Note: This bug is displayed in read-only format because the product is no longer active in Red Hat Bugzilla.
The FDP team is no longer accepting new bugs in Bugzilla. Please report your issues under FDP project in Jira. Thanks.

Bug 1973465

Summary: check_pkt_larger action userspace handling fails to CT packet
Product: Red Hat Enterprise Linux Fast Datapath Reporter: Tim Rozet <trozet>
Component: openvswitch2.13Assignee: Aaron Conole <aconole>
Status: CLOSED INSUFFICIENT_DATA QA Contact: ovs-qe
Severity: medium Docs Contact:
Priority: medium    
Version: RHEL 8.0CC: aconole, ctrautma, jhsiao, nusiddiq, ralongi
Target Milestone: ---   
Target Release: ---   
Hardware: Unspecified   
OS: Unspecified   
Whiteboard:
Fixed In Version: Doc Type: If docs needed, set a value
Doc Text:
Story Points: ---
Clone Of: Environment:
Last Closed: 2022-09-14 15:30:03 UTC Type: Bug
Regression: --- Mount Type: ---
Documentation: --- CRM:
Verified Versions: Category: ---
oVirt Team: --- RHEL 7.3 requirements from Atomic Host:
Cloudforms Team: --- Target Upstream Version:
Embargoed:
Attachments:
Description Flags
output showing the datapath and ofproto traces none

Description Tim Rozet 2021-06-17 21:49:17 UTC
Description of problem:
When using check_pkt_larger action on an older kernel where the datapath doesn't support the action, userspace will handle the packet. However, we see that the packet never actually makes it to the next action which is to be sent to conntrack.

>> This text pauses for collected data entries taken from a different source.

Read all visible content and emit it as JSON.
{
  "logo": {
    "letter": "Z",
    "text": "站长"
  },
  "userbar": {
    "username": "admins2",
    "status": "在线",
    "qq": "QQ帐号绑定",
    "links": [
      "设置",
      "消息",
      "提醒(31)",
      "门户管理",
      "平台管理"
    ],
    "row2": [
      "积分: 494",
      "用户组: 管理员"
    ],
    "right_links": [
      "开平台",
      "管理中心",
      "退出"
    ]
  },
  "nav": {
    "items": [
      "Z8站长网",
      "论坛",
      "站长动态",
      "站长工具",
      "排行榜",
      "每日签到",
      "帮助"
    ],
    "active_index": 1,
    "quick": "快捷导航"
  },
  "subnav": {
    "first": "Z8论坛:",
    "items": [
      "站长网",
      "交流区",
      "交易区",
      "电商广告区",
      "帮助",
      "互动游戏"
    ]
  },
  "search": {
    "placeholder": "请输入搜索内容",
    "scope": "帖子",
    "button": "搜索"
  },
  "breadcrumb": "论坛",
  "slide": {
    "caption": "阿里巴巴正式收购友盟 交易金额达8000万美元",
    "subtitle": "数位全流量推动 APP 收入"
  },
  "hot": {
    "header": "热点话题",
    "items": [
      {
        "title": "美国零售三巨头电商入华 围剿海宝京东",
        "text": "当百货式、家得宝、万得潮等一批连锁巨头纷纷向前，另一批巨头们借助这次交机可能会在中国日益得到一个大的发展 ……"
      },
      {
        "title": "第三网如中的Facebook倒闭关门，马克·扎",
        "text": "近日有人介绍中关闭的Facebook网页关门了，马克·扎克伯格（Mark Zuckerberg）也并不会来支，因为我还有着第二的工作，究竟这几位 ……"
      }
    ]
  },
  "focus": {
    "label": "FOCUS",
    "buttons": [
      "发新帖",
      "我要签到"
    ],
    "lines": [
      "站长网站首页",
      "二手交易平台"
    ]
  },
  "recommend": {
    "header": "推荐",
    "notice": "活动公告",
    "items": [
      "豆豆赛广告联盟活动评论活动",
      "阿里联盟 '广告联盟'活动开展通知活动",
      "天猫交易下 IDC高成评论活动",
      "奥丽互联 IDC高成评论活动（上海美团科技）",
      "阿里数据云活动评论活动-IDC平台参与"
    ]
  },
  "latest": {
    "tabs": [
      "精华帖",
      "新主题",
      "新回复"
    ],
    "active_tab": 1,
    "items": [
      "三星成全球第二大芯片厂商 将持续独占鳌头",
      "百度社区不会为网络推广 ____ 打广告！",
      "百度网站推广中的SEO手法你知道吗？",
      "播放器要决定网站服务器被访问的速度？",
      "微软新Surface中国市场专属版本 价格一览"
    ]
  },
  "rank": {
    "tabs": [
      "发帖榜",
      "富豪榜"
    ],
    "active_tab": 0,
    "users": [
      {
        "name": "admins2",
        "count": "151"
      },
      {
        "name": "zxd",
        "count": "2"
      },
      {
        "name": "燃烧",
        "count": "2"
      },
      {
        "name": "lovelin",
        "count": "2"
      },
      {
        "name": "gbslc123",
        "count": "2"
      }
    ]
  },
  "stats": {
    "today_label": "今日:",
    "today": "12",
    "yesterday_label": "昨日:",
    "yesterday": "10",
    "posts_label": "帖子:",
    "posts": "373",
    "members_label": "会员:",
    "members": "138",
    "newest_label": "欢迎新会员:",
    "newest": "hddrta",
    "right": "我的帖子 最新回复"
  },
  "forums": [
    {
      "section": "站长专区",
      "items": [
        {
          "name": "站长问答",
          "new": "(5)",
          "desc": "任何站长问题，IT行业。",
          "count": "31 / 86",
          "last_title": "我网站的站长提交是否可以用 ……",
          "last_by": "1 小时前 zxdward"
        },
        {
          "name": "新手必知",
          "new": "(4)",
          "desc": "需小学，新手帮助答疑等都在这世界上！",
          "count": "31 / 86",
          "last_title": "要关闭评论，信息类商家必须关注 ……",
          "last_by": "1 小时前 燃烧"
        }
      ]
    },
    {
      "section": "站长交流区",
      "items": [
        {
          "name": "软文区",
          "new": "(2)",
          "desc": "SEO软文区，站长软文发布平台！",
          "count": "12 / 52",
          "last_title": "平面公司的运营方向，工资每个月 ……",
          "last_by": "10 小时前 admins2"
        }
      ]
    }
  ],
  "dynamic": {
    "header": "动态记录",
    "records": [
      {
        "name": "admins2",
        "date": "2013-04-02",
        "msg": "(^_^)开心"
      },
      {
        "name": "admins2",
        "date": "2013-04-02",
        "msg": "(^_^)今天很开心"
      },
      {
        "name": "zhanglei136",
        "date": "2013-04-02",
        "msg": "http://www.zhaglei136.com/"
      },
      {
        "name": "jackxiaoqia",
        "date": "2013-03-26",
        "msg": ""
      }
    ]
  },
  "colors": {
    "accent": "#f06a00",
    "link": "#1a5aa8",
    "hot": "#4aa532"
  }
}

Version-Release number of selected component (if applicable):
openvswitch2.13-2.13.0-90.el7fdp.x86_64
RHEL 7.9
sh-4.2# uname -a
Linux ip-10-0-58-75.us-east-2.compute.internal 3.10.0-1160.31.1.el7.x86_64 #1 SMP Wed May 26 20:18:08 UTC 2021 x86_64 x86_64 x86_64 GNU/Linux

The scenario here is OVN with OCP where we have a packet arriving at a node destined to be DNAT'ed by OVN after it passes through the OCP bridge br-ex. So topology is like this:

client ----> eth0---br-ex----br-int--- pod

The client sends an http request towards the node IP of 10.0.55.195 port 32721.

br-ex contains a flow:
cookie=0xa360a49979cae3e0, duration=1397.161s, table=0, n_packets=0, n_bytes=0, idle_age=16891, priority=100,tcp,in_port=1,tp_dst=32721 actions=check_pkt_larger(8915)->NXM_NX_RE
G0[0],resubmit(,11)

the check_pkt_larger will cause the packet to be punted to userspace, and the following flow in OVN will send it to CT zone 29:

12. ip,metadata=0x19,nw_dst=10.0.55.195, priority 100, cookie 0xc0e55757
    ct(table=13,zone=NXM_NX_REG11[0..15])
    drop
     -> A clone of the packet is forked to recirculate. The forked pipeline will be resumed at table 13.
     -> Sets the packet to an untracked state, and clears all the conntrack fields.

Final flow: unchanged
Megaflow: recirc_id=0,ct_state=-new-est-rel-rpl-inv-trk,ct_label=0/0x3,eth,tcp,in_port=1,dl_src=02:3b:8f:03:17:04,dl_dst=02:18:09:84:de:de,nw_src=10.0.64.0/18,nw_dst=10.0.55.195,nw_ttl=64,nw_frag=no,tp_dst=32721
Datapath actions: ct_clear,ct(zone=29),recirc(0x70)
This flow is handled by the userspace slow path because it:
  - Uses action(s) not supported by datapath.

===============================================================================
recirc(0x70) - resume conntrack with default ct_state=trk|new (use --ct-next to customize)
===============================================================================

Flow: recirc_id=0x70,dp_hash=0x1,ct_state=new|trk,ct_zone=29,eth,tcp,reg0=0x218,reg1=0x984dede,reg9=0x4,reg11=0x1d,reg13=0x21,reg14=0x2,metadata=0x19,in_port=9,vlan_tci=0x0000,dl_src=02:3b:8f:03:17:04,dl_dst=02:18:09:84:de:de,nw_src=10.0.74.171,nw_dst=10.0.55.195,nw_tos=0,nw_ecn=0,nw_ttl=64,tp_src=2222,tp_dst=32721,tcp_flags=0

However the packet never hits kernel conntrack. We see no errors incremented in conntrack, no event hits the log, and no conntrack entry.

If we override the flow in br-ex to not do the check_pkt_length check, the traffic works as expected.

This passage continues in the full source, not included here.